JP-A No. 63-203281 proposes a method of applying grease to the vicinity of each welded part and generating a protective gas by heat during welding, and JP-A-63-203281 discloses a method of applying grease. .

[0017]

However, the technique proposed above has the following problems.

Since the technique proposed in Japanese Patent Laid-Open No. 49-96947 utilizes gas combustion, there is a problem that the cost increases due to the installation and operation of gas combustion equipment, and the thermal influence on the peripheral equipment due to the flame increases. However, it is not practical. JP-A-56-5
The technology proposed in the 0789 publication has a problem in that the cost is increased due to equipment modification and its operation due to airtightness, and that maintenance work around the butt portion that requires delicate adjustment by attaching these equipment to the welding machine will be hindered. Occurs.

Furthermore, when a large amount of alloying elements having a strong oxidizing property such as Si and Mn are contained, inclusions such as oxides may remain at the weld interface, so that the weld strength is not always sufficient. Can't get

JP-A-59-118282 and JP-A-62-275581
The technique proposed in Japanese Patent Publication No. 63-203281 can relatively easily widen the range of appropriate welding conditions.
The effect of shielding the surroundings of the weld during welding from the atmosphere is not always perfect, and if a large amount of alloying elements with strong oxidizing properties such as Si and Mn are contained, inclusions such as oxides will remain at the weld interface. However, it is not always possible to obtain sufficient reliability regarding the strength of the weld.

Further, the number of steps for applying grease or the like to the steel sheet increases, which causes a decrease in efficiency and an increase in equipment cost.

Further, when these methods are used, grease or the like adheres to and remains on the welding machine or the like, and spatter or the like tends to adhere. When the spatter adheres to the surface of the electrode, the contact between the electrode and the steel sheet is localized, and welding defects such as die burn occur. Further, if spatter falls on the steel sheet during passage of the steel sheet, the surface of the steel sheet will be damaged, so that complicated cleaning for removing grease and the like must be performed. For the above reasons, these are also methods that we want to avoid as much as possible.

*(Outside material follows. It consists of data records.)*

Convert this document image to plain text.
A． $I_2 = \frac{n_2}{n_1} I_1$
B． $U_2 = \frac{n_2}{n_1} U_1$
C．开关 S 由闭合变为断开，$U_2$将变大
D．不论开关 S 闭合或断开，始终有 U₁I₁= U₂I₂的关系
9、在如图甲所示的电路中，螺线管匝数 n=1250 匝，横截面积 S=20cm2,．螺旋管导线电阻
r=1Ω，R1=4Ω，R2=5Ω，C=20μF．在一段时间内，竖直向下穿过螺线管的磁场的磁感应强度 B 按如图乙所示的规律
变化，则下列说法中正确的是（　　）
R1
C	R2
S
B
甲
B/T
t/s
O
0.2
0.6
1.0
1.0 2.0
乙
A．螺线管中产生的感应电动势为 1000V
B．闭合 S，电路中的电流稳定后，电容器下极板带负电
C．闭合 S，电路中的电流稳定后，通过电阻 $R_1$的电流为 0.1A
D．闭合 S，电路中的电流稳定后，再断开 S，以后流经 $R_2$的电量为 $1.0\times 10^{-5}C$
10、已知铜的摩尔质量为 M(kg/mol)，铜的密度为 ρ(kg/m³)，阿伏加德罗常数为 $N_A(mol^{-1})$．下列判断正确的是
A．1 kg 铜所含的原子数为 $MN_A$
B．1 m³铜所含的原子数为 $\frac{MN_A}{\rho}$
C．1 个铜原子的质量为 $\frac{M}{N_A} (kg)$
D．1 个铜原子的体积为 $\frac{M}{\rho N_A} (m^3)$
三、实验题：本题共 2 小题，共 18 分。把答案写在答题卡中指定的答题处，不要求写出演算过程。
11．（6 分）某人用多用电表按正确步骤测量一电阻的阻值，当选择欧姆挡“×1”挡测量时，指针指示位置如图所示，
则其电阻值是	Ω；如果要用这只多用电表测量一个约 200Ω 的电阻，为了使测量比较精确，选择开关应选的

Therefore, in an actual production line, in the case of a difficult-welding material such as a non-oriented electrical steel sheet material that contains a large amount of Si and the like and contains an alloy component that easily forms inclusions due to oxides, oxidization is difficult. It is also practiced to insert a mild steel strip or the like, which does not contain a large amount of constituent elements, between difficult-to-weld materials, weld them, and alternately pass through them.

The present invention has been made in consideration of the above-mentioned circumstances, and welding is performed in the production line without applying grease or the like and alternately passing through a material that does not contain a large amount of oxidizing component elements. It is an object of the present invention to provide a hot-rolled steel sheet having excellent flash weldability and upset weldability capable of obtaining a weld strength that does not cause part breakage, and a non-oriented electrical steel sheet produced using this hot-rolled steel sheet as a raw material.

[0025]

The features of the present invention for solving the above problems are as follows.

The first aspect of the present invention is, by weight%, Si: 1.0.
% Or less, Al: 0.004% or less, Mn: 0.1 to 0.
A steel sheet containing 8%, P: 0.2% or less, S: 0.02% or less, C: 0.005% or less, N: 0.005% or less, and the balance being Fe and inevitable impurities. , 50 inclusions having a diameter of 0.1 to 1.0 μm contained in the steel sheet
40 inclusions with a diameter of less than 00 / mm ² and a diameter of more than 1.0 μm
It is a hot-rolled steel sheet excellent in flash weldability and upset weldability of 0 pieces / mm ² or less.

The second aspect of the present invention is, by weight%, Si: 1.0.
% Or less, Al: 0.004% or less, Mn: 0.1 to 0.
A steel sheet containing 8%, P: 0.2% or less, S: 0.02% or less, C: 0.005% or less, N: 0.005% or less, and the balance being Fe and inevitable impurities. , The inclusions in the steel sheet having a diameter of 0.1 to 1.0 μm are 30
40 inclusions with a diameter of less than 00 / mm ² and a diameter of more than 1.0 μm
It is a hot-rolled steel sheet excellent in flash weldability and upset weldability of 0 pieces / mm ² or less.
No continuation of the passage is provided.